Multi-Model Machine Learning

This article looks at how a team collaborating on a real-world machine learning project benefits from using a multi-model database for capturing ML meta-data.

The specific points discussed in this article are how:

  • The graph data model is superior to relational for ML meta-data storage.
  • Storing ML experiment objects is natural with multi-model.
  • ArangoML promotes collaboration due to the flexibility of multi-model.
  • ArangoML provides ops logging and performance analysis.
ArangoML Pipeline Complete pipeline - ArangoDB Machine Learning

Be sure to check out the other posts in this series:
ArangoML Part 1: Where Graphs and Machine Learning Meet
ArangoML Part 2: Basic Arangopipe Workflow
ArangoML Part 3: Bootstrapping and Bias Variance
ArangoML Part 4: Detecting Covariate Shift in Datasets
ArangoML Series: Intro to NetworkX Adapter

Why is a graph data model useful for meta-data from machine learning?

The Relational Approach

To understand why using a graph data model can be beneficial for capturing meta-data from machine learning projects, let’s first examine what it is like to use a relational database for this task. Meta-data about machine learning projects within a company or even a group within a company changes from project to project. As we will demonstrate shortly, this can even vary from task to task within a project! The capturing, changing, and updating of data models is the core of machine learning experiments. This frequent updating adds a lot of burden to the data scientist and operations team when working with a relational database. Communicating these observations and intermediate results effectively is an important step in making machine learning projects succeed. This communication can be cumbersome without tools or with an ineffective tool, this is a need ArangoML fulfills by offering flexible meta-data storage along with convenient collaboration by being able to share all of the details of any experiment.

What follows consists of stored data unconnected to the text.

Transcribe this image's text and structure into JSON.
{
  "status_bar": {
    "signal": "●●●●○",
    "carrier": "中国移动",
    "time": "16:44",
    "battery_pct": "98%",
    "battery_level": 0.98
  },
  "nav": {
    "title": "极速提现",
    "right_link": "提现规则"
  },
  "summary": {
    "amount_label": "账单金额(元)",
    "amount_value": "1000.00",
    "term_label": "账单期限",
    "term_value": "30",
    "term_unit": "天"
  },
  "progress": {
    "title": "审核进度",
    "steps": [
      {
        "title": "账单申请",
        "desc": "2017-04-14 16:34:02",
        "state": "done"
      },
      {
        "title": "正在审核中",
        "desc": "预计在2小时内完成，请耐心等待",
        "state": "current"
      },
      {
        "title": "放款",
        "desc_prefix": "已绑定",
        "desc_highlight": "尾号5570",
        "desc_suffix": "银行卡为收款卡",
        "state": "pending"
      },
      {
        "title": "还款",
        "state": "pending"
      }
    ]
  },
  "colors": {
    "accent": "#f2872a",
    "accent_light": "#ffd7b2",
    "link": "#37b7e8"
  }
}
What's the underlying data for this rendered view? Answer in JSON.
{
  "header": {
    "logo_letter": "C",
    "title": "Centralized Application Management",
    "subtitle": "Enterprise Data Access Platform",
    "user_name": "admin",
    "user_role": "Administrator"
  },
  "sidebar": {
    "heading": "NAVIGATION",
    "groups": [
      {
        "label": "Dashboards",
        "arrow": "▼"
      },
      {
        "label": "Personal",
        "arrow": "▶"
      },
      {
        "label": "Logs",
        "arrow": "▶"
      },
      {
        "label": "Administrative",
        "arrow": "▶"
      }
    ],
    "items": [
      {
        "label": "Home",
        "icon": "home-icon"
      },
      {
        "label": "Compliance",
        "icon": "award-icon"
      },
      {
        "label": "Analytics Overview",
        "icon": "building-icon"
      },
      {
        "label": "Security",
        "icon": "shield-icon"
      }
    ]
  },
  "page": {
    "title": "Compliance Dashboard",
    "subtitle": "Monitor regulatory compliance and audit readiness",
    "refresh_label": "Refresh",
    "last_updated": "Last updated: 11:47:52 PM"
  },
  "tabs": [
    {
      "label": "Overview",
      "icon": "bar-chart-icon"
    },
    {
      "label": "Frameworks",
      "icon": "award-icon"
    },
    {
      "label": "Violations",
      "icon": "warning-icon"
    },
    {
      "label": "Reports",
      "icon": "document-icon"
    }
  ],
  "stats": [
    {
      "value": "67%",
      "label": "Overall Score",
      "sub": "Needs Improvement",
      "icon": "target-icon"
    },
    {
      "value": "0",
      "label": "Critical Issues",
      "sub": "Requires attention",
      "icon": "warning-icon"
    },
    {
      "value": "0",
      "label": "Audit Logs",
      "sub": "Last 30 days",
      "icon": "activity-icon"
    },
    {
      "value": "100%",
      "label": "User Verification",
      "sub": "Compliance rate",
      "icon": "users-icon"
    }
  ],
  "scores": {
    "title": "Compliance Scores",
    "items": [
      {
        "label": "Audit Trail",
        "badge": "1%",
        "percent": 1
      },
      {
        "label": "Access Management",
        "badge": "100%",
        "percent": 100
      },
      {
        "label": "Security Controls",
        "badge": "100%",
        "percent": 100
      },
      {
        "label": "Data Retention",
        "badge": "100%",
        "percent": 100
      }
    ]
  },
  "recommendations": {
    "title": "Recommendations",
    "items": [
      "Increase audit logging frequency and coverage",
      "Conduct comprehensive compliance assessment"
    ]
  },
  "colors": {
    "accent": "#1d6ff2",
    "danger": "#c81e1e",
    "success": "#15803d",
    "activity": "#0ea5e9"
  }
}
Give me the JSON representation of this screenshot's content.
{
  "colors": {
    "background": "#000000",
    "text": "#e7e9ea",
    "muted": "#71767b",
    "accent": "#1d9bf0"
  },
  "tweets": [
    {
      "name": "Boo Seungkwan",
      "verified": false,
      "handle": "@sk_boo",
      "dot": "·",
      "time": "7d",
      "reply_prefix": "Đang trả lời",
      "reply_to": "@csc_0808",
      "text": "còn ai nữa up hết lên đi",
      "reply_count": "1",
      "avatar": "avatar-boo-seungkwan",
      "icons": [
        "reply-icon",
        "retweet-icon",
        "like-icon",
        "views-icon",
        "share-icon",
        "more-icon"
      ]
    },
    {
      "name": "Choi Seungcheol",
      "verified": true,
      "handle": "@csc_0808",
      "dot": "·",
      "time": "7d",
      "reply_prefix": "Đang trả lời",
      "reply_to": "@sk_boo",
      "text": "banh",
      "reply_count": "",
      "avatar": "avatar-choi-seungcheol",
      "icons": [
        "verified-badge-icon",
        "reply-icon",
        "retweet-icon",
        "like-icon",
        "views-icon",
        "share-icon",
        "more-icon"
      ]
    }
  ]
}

Using a relational solution to capture meta-data from machine learning projects would require you to determine a common data model for all projects and define it before capturing the project meta-data. Anytime you discover new meta-data elements, you then must define them in the data model prior to being captured. 

These extra steps:

  • Are counterproductive to data science work, which by nature results in discoveries.
  • Requires extra time to capture new changes and discoveries.
  • Serve as a distraction from the actual data science tasks.

The Graph Data Model

Data scientists and engineers already use graphs to reason about and construct transformations to data because it is a natural approach to solving and visualizing these problems. Consequently, using a graph data model makes it very easy to implement these ideas; This is the case with machine learning meta-data. 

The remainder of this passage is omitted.